【完】鵠ノ夜[上]



前に付き合っていた人とひさしぶりに会って。

普通に会話して、なんだかちょっと切なくなって、寂しくて、一人で部屋に戻るのが嫌だった。だからそのまま部屋に押しかけちゃっただけ。



「……雨麗様」



こうなるって、たぶん、頭で分かってた。

分かってたけど逃げなくて、実際こうなってる。慣れないドレスはさっさと脱いでしまいたかったから、脱いだか脱がされたかっていう、ただそれだけの違い。

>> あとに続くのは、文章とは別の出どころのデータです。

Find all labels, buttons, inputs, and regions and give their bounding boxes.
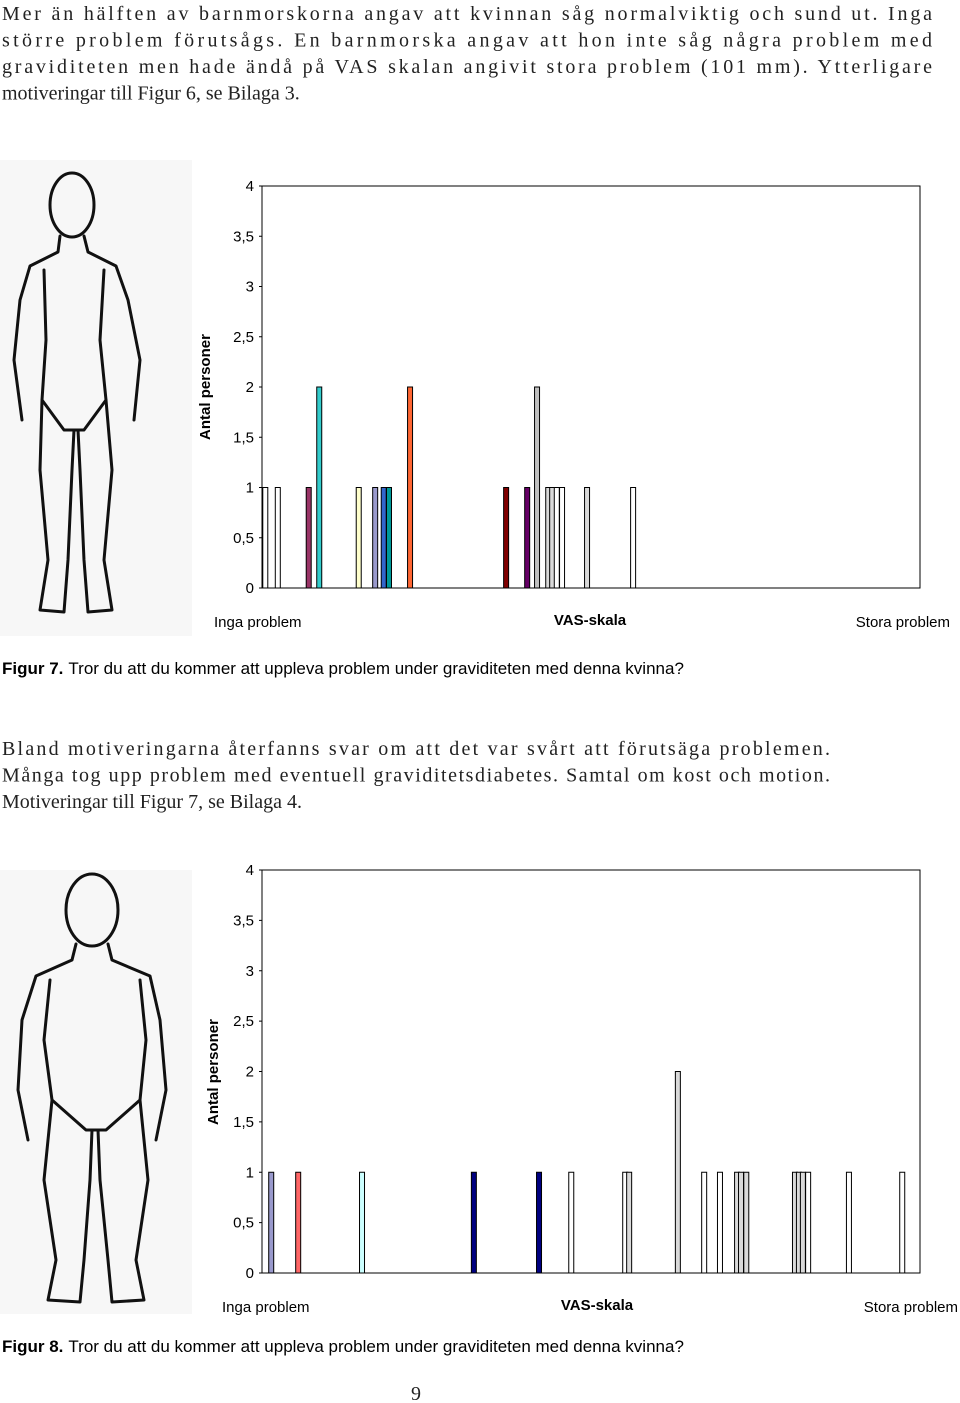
- y-tick-label: 3,5: [233, 912, 254, 929]
- x-axis-label: VAS-skala: [554, 612, 627, 629]
- y-axis-label: Antal personer: [197, 334, 214, 440]
- y-tick-label: 3: [246, 279, 254, 296]
- bar: [845, 1171, 852, 1274]
- y-tick-label: 1: [246, 1164, 254, 1181]
- bar: [630, 487, 637, 589]
- bar: [503, 487, 510, 589]
- bar: [359, 1171, 366, 1274]
- figure-heavy-woman: [0, 870, 192, 1314]
- bar: [262, 487, 269, 589]
- figure-slim-woman: [0, 160, 192, 636]
- y-axis-label: Antal personer: [205, 1019, 222, 1125]
- x-right-label: Stora problem: [864, 1299, 958, 1316]
- bar: [805, 1171, 812, 1274]
- bar: [743, 1171, 750, 1274]
- bar: [584, 487, 591, 589]
- bar: [716, 1171, 723, 1274]
- y-tick-label: 0: [246, 1265, 254, 1282]
- page-number: 9: [411, 1383, 421, 1403]
- y-tick-label: 0,5: [233, 530, 254, 547]
- y-tick-label: 2: [246, 379, 254, 396]
- figure-caption: Figur 7. Tror du att du kommer att upplev…: [2, 659, 684, 678]
- paragraph-line: graviditeten men hade ändå på VAS skalan…: [2, 56, 932, 78]
- y-tick-label: 1: [246, 480, 254, 497]
- y-tick-label: 2,5: [233, 1013, 254, 1030]
- bar: [470, 1171, 477, 1274]
- caption-text: Tror du att du kommer att uppleva proble…: [68, 1337, 684, 1356]
- bar: [568, 1171, 575, 1274]
- paragraph-line: Bland motiveringarna återfanns svar om a…: [2, 738, 830, 760]
- bar: [380, 487, 387, 589]
- bar: [534, 386, 541, 589]
- bar: [274, 487, 281, 589]
- bar: [701, 1171, 708, 1274]
- y-tick-label: 3: [246, 963, 254, 980]
- y-tick-label: 4: [246, 178, 254, 195]
- bar: [536, 1171, 543, 1274]
- paragraph-line: Mer än hälften av barnmorskorna angav at…: [2, 3, 932, 25]
- bar: [295, 1171, 302, 1274]
- y-tick-label: 0,5: [233, 1215, 254, 1232]
- bar: [559, 487, 566, 589]
- paragraph-line: Många tog upp problem med eventuell grav…: [2, 765, 830, 787]
- caption-text: Tror du att du kommer att uppleva proble…: [68, 659, 684, 678]
- figure-caption: Figur 8. Tror du att du kommer att upplev…: [2, 1337, 684, 1356]
- paragraph-line: större problem förutsågs. En barnmorska …: [2, 30, 932, 52]
- x-axis-label: VAS-skala: [561, 1297, 634, 1314]
- bar: [738, 1171, 745, 1274]
- bar: [305, 487, 312, 589]
- x-left-label: Inga problem: [214, 614, 302, 631]
- bar: [674, 1071, 681, 1274]
- bar: [316, 386, 323, 589]
- bar: [385, 487, 392, 589]
- bar: [268, 1171, 275, 1274]
- bar: [553, 487, 560, 589]
- bar: [524, 487, 531, 589]
- chart: 0 0,5 1 1,5 2 2,5 3 3,5 4 Antal personer Inga prob…: [2, 178, 950, 678]
- bar: [355, 487, 362, 589]
- paragraph-line: motiveringar till Figur 6, se Bilaga 3.: [2, 83, 300, 105]
- x-right-label: Stora problem: [856, 614, 950, 631]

ここ最近、みんな夜中に部屋に来たとき、暑いって言ってたけど。

確かに暑い。羞恥心はあんまり感じないのに、触られ慣れてないところに触れられるとドキドキする。



「痛かったら言ってくださいね」



「ん……だいじょうぶだと、思うけど」



もう、後戻りできないところまで来てる。

甘えるような媚びた声が、本格的に甘ったるく滴るようになって、部屋の密度を上げていくみたいに。




「っ、」



くちびるをついて出るのは、言葉になりきれない途切れ途切れの声ばかり。

憩は「お前と相性悪くない」って言ってたけど、櫁はどうなんだろうか。兄弟だからって、性格まで似てくるわけじゃないんだし。



本邸の大半は和室だけど、稀に洋室があったりする。

小豆……櫁は、部屋の関係で自室が洋風だから、部屋にあるのは布団ではなくベッド。



スプリングの軋む音をどこか遠くに聞きながら、力の入らない指でシーツを掻く。

ぽろっと涙がこぼれ落ちて、霞む視界で彼を見上げて。頭では憩ではなく櫁なんだと、理解しているはずなのに。



「雨麗様、」



「っ、……憩、」



溢れたのは、やっぱり。

どうしたって忘れられない、彼の名前だ。